Dashown Wilson, Western’s new director of Campus Security Services, is settling into his new role in Gunnison. He wants students and others in the Mountaineer community to know they can reach out and connect with him.

Dashown Wilson

Dashown Wilson has been on campus for just a few short weeks in his new role as the director of Campus Security Services — but he’s not wasting any time getting settled. 

Born in the Bronx, Wilson grew up in New York and Florida and earned an associate and bachelor’s degree in criminology at Alfred State in upstate New York, where he played football.

Dashown is an army veteran and a former semi-pro football player who is currently earning his master’s degree — also in Criminology — from Minnesota’s St. Cloud University. 

I wanted to move out of New York to start over [and] get away from the fast life,” he says.  

When Wilson heard about the position at Western, he jumped at the opportunity to work in higher education. He hopes to get off on a good foot and familiarize himself with the Gunnison community, adding: “I’m very approachable. I don’t want security to scare people away.”
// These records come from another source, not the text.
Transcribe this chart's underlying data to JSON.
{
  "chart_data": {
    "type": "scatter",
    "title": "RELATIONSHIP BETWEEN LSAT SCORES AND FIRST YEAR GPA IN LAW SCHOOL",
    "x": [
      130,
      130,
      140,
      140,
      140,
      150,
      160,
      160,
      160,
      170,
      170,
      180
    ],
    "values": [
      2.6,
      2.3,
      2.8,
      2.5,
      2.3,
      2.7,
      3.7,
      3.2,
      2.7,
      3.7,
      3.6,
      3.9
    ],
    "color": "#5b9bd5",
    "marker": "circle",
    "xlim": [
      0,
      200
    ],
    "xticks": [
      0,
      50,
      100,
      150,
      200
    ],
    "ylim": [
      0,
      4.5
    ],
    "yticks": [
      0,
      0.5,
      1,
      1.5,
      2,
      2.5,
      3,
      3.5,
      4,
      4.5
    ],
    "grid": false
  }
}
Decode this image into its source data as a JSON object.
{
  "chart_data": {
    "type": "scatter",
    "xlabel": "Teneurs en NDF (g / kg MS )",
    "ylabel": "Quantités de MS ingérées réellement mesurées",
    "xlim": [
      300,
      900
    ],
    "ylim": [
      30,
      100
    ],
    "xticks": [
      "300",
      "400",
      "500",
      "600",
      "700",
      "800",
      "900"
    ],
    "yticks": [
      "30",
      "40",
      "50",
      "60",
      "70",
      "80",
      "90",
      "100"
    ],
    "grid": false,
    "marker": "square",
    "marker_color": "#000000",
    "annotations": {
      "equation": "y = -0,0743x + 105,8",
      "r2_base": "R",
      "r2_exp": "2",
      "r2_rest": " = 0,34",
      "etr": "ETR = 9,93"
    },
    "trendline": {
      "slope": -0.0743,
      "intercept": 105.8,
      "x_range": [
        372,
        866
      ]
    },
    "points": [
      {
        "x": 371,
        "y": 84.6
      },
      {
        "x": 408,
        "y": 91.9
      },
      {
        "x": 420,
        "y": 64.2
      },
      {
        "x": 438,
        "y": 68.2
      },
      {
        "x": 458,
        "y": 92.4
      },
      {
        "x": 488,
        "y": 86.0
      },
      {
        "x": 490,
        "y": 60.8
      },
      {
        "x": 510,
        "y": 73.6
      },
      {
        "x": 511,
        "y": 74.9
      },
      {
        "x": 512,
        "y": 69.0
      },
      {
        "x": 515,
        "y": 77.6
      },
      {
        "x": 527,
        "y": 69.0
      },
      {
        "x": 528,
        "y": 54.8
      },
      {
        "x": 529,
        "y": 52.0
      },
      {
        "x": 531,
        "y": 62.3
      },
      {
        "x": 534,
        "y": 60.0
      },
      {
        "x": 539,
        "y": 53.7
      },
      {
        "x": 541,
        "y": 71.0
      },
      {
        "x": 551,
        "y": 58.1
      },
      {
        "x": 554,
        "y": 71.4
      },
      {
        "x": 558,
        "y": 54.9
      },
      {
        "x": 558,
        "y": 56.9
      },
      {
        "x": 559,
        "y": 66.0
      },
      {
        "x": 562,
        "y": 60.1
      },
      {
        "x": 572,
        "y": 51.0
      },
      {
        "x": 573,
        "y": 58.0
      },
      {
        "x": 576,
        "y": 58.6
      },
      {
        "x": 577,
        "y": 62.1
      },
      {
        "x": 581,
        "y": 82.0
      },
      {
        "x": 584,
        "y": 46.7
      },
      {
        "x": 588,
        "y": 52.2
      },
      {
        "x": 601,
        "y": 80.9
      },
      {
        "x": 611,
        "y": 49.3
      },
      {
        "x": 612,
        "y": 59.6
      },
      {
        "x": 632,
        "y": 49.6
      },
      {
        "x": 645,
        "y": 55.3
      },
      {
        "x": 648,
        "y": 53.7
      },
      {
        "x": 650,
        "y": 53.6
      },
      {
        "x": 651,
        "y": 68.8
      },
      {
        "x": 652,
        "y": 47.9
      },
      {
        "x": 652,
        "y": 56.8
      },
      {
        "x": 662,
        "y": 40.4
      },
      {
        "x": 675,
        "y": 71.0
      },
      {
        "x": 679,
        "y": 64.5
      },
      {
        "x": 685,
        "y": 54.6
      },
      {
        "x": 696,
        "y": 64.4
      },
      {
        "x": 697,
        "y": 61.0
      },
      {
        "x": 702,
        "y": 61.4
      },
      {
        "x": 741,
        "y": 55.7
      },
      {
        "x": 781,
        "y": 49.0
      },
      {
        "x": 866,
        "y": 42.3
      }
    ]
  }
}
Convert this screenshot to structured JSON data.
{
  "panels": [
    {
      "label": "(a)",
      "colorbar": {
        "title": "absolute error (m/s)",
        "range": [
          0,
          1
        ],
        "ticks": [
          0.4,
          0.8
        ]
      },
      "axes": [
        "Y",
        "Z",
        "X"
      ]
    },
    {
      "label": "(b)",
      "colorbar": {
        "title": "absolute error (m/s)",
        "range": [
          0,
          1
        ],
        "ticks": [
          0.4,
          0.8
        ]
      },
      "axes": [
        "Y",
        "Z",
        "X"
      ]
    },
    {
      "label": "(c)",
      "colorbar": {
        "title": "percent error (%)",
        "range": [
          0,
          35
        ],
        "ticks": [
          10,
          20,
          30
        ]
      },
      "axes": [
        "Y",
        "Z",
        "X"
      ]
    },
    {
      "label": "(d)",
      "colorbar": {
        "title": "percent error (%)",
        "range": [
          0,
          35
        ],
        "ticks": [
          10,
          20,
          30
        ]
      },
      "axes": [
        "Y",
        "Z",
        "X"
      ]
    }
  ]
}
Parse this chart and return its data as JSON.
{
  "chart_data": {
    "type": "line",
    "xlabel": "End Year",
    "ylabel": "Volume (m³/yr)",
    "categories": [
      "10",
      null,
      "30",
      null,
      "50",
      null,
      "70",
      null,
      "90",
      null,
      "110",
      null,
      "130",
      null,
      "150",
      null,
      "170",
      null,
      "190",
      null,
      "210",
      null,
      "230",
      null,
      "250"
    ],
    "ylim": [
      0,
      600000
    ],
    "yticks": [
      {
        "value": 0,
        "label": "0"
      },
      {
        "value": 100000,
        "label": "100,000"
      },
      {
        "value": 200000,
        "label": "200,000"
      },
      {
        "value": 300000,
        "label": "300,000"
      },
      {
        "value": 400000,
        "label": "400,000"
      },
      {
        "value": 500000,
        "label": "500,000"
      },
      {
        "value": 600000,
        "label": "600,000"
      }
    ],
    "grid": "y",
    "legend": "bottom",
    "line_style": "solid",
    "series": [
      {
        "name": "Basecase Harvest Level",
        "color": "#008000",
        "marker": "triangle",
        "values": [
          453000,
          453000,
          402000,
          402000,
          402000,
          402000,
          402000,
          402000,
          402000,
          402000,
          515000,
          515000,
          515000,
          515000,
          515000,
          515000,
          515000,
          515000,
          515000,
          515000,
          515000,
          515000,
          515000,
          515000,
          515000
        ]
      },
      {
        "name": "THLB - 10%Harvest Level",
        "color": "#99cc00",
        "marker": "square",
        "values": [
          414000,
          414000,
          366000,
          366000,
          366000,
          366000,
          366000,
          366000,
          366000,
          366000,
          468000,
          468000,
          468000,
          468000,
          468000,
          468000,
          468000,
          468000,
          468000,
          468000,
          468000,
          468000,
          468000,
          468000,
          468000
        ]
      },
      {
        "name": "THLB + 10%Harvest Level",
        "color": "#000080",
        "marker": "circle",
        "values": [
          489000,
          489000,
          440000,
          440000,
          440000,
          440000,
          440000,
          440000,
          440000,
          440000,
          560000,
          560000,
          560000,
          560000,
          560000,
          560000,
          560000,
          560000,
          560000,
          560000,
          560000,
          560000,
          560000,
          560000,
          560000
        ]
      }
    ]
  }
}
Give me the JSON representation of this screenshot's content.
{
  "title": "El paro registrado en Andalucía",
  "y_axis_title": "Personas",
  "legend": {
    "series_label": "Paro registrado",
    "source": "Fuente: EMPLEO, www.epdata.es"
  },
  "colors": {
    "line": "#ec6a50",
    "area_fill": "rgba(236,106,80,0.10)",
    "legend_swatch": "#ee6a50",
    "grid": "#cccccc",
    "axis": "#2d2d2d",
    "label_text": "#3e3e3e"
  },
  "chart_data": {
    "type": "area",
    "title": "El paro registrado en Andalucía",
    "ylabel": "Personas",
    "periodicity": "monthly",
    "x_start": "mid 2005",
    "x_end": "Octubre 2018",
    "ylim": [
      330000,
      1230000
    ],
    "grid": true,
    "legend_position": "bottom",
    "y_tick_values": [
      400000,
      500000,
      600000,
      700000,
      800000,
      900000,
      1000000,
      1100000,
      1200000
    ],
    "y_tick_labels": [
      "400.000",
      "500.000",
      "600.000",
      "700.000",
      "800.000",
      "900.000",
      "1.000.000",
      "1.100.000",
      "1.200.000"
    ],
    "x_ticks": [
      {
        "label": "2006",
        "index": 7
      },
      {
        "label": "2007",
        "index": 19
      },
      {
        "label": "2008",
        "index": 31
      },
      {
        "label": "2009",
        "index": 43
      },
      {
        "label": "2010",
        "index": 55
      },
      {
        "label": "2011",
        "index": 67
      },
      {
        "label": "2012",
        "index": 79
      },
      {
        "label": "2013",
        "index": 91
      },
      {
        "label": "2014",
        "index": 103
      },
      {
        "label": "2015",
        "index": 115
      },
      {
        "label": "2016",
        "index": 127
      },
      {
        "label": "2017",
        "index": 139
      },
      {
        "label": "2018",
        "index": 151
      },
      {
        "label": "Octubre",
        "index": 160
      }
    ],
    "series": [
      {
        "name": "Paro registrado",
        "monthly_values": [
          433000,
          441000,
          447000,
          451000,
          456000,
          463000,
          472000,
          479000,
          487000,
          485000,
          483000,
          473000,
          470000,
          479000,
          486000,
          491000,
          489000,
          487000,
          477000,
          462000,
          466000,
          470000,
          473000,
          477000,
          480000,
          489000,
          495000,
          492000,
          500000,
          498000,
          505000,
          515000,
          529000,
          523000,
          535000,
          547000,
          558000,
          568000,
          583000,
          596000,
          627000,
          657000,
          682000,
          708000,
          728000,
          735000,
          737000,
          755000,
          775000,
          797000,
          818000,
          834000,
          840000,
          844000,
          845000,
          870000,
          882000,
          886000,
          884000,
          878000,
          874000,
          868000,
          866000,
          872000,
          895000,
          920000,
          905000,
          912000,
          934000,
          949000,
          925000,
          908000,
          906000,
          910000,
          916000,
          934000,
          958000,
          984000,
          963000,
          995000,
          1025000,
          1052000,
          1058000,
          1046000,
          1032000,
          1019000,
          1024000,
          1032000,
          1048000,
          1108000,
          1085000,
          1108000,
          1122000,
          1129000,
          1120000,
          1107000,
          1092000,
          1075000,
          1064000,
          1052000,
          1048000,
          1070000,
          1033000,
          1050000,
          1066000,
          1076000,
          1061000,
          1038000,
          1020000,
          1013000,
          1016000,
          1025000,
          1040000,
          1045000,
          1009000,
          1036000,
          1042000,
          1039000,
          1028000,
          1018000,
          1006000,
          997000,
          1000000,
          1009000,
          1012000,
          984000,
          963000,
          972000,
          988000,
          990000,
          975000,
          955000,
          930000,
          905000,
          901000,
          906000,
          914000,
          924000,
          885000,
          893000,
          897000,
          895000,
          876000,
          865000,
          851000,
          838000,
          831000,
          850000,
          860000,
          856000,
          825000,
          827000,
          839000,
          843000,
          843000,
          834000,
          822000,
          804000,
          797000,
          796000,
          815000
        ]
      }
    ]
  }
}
He acknowledges security and law enforcement can have negative connotations, particularly amongst younger folks, but he wants to overcome that barrier and interact with students outside of his formal role as security director. 

“I know when people hear [the words] security, law enforcement, or law, they tend to get nervous and shy away, but I’m very open and communicative. I want to talk to people. And it doesn’t have to be about security. It can be about whatever. We can talk about life, classes, majors, video games, or sports. I’m just hoping to communicate with students and get to know them better.”

Right now, Wilson’s favorite video games are Call of Duty Modern Warfare III and Apex Legends. Plus, when it comes to sports, he can talk about just about anything, having played baseball and basketball in addition to football.

He admits that adjusting to a smaller mountain west community is a significant culture shock — but he’s excited to take advantage of the recreational opportunities the Gunnison Valley has to offer

“I’m open to snowboarding and snowmobiling,” he adds.